On Behalf of | Mar 4, 2016 | Child Custody |

Divorcing parents will always have a number of issues to address when working out a parenting agreement. Making matters more difficult is the fact that a child’s needs will change drastically as he or she grows, so determining the child’s best interests can be complicated. And this could be especially true when working out custody arrangements for an infant.

It is not unusual for both parents to want to spend time with their baby. It is natural for a parent to want to care for and bond with an infant. So perhaps one or both parents might believe that the best and fairest arrangement involves the baby having frequent overnight visits with the non-residential parent.

On the surface, this may seem like the best idea. It would allow the non-residential parent plenty of visitation and could give the custodial parent the opportunity for some much-needed rest.

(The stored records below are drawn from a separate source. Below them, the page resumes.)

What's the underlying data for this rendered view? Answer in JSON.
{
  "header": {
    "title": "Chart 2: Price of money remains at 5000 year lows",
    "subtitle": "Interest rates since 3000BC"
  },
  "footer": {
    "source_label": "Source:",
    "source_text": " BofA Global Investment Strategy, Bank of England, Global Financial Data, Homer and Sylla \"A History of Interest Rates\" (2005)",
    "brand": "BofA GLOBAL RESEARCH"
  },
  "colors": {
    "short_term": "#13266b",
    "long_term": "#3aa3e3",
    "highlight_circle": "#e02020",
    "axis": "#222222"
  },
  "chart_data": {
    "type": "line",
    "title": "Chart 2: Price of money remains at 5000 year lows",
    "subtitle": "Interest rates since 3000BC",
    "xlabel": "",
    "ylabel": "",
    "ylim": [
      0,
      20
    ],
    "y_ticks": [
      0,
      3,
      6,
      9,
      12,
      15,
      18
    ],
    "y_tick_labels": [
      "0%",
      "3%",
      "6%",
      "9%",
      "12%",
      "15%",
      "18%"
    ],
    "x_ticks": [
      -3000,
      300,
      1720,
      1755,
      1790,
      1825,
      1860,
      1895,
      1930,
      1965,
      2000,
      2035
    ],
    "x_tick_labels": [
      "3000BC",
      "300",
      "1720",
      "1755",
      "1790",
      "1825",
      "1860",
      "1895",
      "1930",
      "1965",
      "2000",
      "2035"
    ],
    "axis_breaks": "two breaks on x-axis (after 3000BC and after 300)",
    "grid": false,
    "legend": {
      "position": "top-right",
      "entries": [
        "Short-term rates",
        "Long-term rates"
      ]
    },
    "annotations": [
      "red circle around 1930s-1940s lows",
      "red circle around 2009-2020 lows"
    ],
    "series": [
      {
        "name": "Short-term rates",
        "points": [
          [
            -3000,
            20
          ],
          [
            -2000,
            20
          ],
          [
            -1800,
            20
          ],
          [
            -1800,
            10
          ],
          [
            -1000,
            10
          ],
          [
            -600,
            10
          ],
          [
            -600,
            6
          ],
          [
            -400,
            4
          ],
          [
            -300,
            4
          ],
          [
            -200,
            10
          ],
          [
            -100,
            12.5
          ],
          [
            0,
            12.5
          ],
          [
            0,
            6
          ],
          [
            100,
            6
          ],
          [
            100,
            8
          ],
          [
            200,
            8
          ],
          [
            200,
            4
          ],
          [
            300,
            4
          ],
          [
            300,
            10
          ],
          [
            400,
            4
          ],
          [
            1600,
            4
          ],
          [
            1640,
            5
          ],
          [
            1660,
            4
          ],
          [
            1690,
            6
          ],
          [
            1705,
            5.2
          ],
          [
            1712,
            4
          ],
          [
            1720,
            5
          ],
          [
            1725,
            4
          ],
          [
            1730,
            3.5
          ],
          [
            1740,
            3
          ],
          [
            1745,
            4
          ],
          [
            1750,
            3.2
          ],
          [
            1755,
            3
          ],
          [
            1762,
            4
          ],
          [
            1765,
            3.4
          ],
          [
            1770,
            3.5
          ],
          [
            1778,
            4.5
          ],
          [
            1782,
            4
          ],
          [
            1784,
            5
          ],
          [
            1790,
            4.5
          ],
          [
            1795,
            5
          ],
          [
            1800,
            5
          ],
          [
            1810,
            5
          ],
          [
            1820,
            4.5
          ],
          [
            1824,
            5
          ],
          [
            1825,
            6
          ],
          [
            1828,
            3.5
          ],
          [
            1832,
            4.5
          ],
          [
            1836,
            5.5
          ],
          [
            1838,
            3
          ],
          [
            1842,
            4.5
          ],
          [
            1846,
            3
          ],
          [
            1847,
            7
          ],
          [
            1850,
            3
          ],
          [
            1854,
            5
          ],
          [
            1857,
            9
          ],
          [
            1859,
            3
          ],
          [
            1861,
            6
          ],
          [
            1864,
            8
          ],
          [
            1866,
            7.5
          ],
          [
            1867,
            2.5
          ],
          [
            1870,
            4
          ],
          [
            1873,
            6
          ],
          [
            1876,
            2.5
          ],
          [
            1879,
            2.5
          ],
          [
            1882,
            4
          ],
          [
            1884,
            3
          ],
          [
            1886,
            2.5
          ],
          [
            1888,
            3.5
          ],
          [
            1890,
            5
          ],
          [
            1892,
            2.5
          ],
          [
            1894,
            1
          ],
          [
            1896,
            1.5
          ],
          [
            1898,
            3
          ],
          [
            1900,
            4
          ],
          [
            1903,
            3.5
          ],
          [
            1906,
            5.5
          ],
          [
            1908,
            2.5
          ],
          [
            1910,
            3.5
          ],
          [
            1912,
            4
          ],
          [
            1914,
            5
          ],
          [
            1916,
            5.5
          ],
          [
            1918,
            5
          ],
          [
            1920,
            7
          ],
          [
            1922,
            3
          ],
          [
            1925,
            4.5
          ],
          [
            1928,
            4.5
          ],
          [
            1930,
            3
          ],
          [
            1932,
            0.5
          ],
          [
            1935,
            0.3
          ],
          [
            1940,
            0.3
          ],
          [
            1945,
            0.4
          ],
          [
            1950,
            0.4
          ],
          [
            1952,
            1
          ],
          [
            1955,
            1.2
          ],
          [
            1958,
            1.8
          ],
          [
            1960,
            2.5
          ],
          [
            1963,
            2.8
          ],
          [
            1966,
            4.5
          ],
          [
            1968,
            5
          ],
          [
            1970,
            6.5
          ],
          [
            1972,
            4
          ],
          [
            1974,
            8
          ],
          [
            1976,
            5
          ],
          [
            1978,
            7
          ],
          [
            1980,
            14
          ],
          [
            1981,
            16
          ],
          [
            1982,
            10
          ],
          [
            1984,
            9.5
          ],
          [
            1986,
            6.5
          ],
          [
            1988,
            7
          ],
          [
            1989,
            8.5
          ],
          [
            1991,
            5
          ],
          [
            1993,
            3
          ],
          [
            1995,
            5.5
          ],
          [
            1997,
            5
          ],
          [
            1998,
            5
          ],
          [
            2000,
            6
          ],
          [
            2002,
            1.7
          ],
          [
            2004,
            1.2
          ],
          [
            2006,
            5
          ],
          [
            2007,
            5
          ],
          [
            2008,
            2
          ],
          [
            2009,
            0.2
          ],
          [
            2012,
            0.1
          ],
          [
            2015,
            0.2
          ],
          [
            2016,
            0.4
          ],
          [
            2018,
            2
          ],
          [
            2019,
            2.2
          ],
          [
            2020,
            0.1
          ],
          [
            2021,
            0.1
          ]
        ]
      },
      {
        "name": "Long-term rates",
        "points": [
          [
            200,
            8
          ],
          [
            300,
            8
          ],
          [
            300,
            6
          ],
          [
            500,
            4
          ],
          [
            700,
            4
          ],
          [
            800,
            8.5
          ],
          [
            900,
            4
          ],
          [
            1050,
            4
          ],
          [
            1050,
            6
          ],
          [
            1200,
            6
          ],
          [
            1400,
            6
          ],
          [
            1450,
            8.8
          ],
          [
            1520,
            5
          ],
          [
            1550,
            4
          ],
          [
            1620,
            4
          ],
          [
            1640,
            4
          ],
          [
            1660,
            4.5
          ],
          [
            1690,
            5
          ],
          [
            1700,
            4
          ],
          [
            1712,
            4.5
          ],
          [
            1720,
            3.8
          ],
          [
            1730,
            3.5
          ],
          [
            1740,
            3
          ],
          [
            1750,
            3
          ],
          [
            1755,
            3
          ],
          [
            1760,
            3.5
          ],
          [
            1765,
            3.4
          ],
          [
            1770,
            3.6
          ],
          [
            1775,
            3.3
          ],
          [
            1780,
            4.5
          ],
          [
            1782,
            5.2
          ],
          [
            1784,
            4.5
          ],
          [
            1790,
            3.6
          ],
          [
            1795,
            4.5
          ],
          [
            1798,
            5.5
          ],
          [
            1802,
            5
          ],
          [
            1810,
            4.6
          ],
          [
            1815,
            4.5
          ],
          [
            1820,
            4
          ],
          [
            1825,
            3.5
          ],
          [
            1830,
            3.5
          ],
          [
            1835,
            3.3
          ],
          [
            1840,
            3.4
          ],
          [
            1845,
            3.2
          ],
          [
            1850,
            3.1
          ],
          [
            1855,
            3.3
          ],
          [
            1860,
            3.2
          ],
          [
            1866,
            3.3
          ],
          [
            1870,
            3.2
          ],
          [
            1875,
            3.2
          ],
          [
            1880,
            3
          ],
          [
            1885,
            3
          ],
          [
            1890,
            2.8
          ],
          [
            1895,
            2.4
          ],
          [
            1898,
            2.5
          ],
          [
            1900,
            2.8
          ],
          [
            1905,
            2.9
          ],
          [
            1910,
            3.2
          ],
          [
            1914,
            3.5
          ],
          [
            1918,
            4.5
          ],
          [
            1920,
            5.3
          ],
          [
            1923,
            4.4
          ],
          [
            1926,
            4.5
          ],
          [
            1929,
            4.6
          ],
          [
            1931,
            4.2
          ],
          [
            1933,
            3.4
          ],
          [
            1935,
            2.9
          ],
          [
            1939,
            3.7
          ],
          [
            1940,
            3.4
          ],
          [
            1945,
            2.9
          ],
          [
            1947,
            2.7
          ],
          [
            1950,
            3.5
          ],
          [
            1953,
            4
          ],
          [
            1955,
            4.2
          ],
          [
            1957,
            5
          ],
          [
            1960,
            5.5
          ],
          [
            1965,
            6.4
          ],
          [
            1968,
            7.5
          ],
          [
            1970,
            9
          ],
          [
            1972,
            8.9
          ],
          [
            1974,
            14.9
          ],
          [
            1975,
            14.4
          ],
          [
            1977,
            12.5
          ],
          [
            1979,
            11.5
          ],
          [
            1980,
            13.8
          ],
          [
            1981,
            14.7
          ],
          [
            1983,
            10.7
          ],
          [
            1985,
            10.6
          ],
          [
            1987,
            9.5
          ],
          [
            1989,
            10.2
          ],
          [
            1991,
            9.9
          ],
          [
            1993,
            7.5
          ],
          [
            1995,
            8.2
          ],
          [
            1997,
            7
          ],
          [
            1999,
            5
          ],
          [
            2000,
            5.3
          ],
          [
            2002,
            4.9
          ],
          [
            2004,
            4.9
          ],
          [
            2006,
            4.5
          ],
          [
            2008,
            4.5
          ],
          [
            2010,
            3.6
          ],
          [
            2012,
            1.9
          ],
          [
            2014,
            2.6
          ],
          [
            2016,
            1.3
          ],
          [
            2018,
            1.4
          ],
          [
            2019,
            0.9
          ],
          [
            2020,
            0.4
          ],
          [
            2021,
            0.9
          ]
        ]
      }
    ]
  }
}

But what about the infant? Well, according to research conducted by the University of Virginia, infants who experience frequent overnight visits with their non-residential parents were significantly more likely to develop attachment security issues. These results seem to support the so-called “attachment theory.”

Basically, the attachment theory maintains that it is psychologically critical for an infant to establish a bond with one primary caregiver, which is typically the mother. This bond is cultivated by the infant staying in consistent proximity to the caregiver. So, frequent nights away from the primary caregiver may cause the child to demonstrate behavioral problems later in his or her life.

So parents may wish to consider the attachment theory when making visitation arrangements for their baby. But the good news is that as the child ages, he or she will typically be able to spend more time with the non-residential parent.

Child custody agreements can prove difficult to get just right, and they will likely need changing as time goes on. A Texas family law attorney may be able to help make a parenting plan that accommodates these changes. And if you wish to change your current custody agreement, the attorney could work to have that done as well.